The scholion on Acharnians 444 glosses Aristophanes’ skimalisO with “with the small finger so that I might touch their womanish bums,” and notes that properly it refers to using “the small finger” to find out if birds are carrying eggs. The scholion to Peace 549 is a little different, saying (in the exact same words found in Michael Apostolius) that it refers to putting a finger up a bird’s bum (no purpose expressed) but also refers to extending the middle finger and drawing the rest together as an insult (pretty much as in Michael again).

Much the same language can be found at Suda epsilon 3150, s.v. eskimalisen; first, however, it says that the word means to put the middle finger together with the “big” one (i.e. the thumb) and strike as an insult (is this a finger-snap?), then it gives katadaktulizein as a synonym, and then the finger in the bird-bum and the extended-finger insult.

A second Suda entry, sigma 606, s.v. skimalisO, provides much the same information as the Acharnians scholion — not surprisingly, since the Suda entry evidently exists simply because Aristophanes used the word. In fact, the two passages in Aristophanes seem to have generated pretty much everything else said about this verb, with the exception of an anecdote in Diogenes Laertius’ life of Zeno (7.17). It appears that Zeno was at a banquet, third in sequence on a couch. Zeno kneed a neighbour who had just stuck his foot in his own neighbour’s bum, and asked “So what do you think the one above you is having done to him by you?” (ti oun oiei ton hupokatO sou paskhein hupo sou?). The Loeb translation of Hicks takes this all somewhat innocently, with kicking and nudging, but skimalizO seems after all to be somewhat more intimate — in this case perhaps a “foot-goose.” (Hey, wasn’t Kevin Bacon in that movie?)
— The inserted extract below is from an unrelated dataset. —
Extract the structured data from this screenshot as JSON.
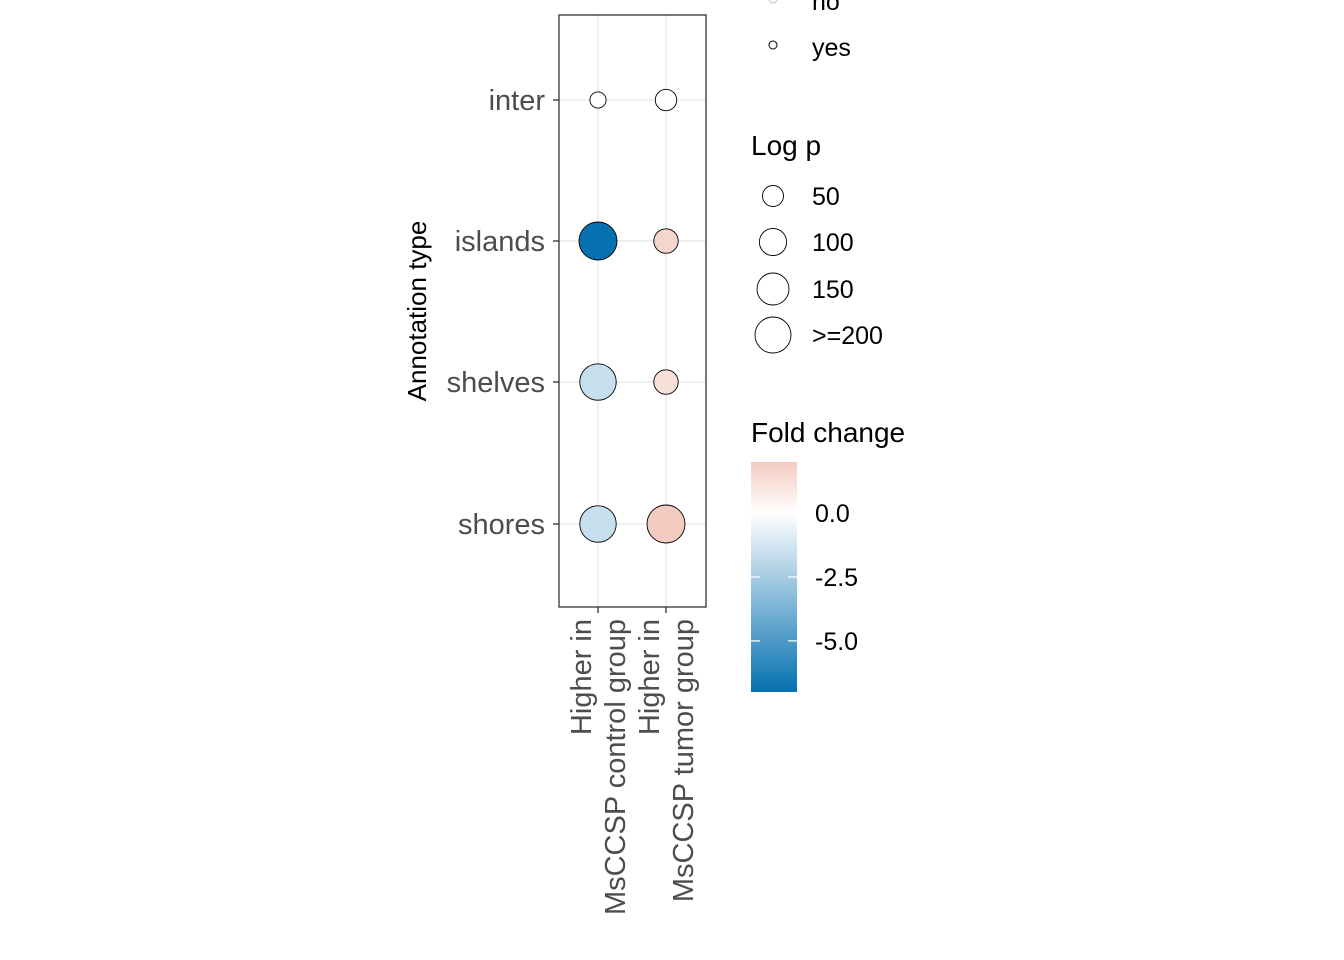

I wouldn’t care to guess which potent variety of hashish Burton was using when he spun out the nonsense quoted above about “debauchees.”

We might also point to a photo of a statue of Venus being unpacked at the Michael C. Carlos Museum (Venus Flipping the Bird), which we didn’t mention in that Focus Magazine cover thing (Venus Still Causing a Stir)… I seem to recall we had at least one other conversation on these sorts of things on the Classics list (mostly from the Latin side); if I find it, I’ll add it.